Newsletter du 2 septembre 2014 Voir la version en ligne.
AMMD - Freak & Free Arts Coo[r]p

News #8 – Rentrée des claques et souscriptions en chaînes !

DRIIIIIIIIIIIIIIIIIIIIIIIIIIIIIIIIIIIIIIIIIIIIIIIIIIIIIIIIIIIIING !

C’est la rentrée, et nous revoilà dans ta boîte mail, chargés des plus fraîches nouvelles de ton Amicale favorite.

Je sais pas toi, mais pour nous l’été était bien chargé, une mini-tournée Sebkha-Chott en Allemagne 1, une résidence des Barons Freaks chez les Anges Heureux 2 (des vidéos, bientôt), une session de studio pour Stone From The Sky, j’en passe et des meilleures…

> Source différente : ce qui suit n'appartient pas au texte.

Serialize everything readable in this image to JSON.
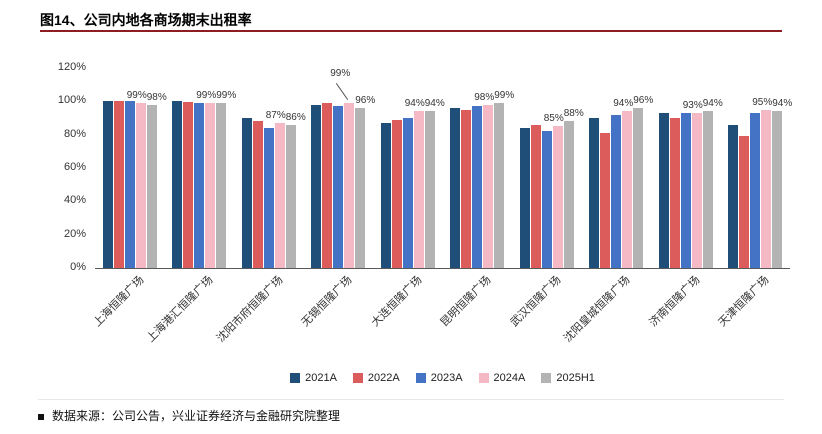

Venons-en au fait ! Tu le sais sans doute, l’AMMD privilégie les circuits courts, que ce soit pour manger, pour tourner ou pour produire des disques. Hors, en ce moment même, deux nouveaux albums sont sur le point de voir le jour et ne manqueront bientôt que d’une chose pour être dotés de supports physiques : ta participation.

Tout cela sera bien sûr sous Licence Art Libre et sortira le 1er novembre 2014 3.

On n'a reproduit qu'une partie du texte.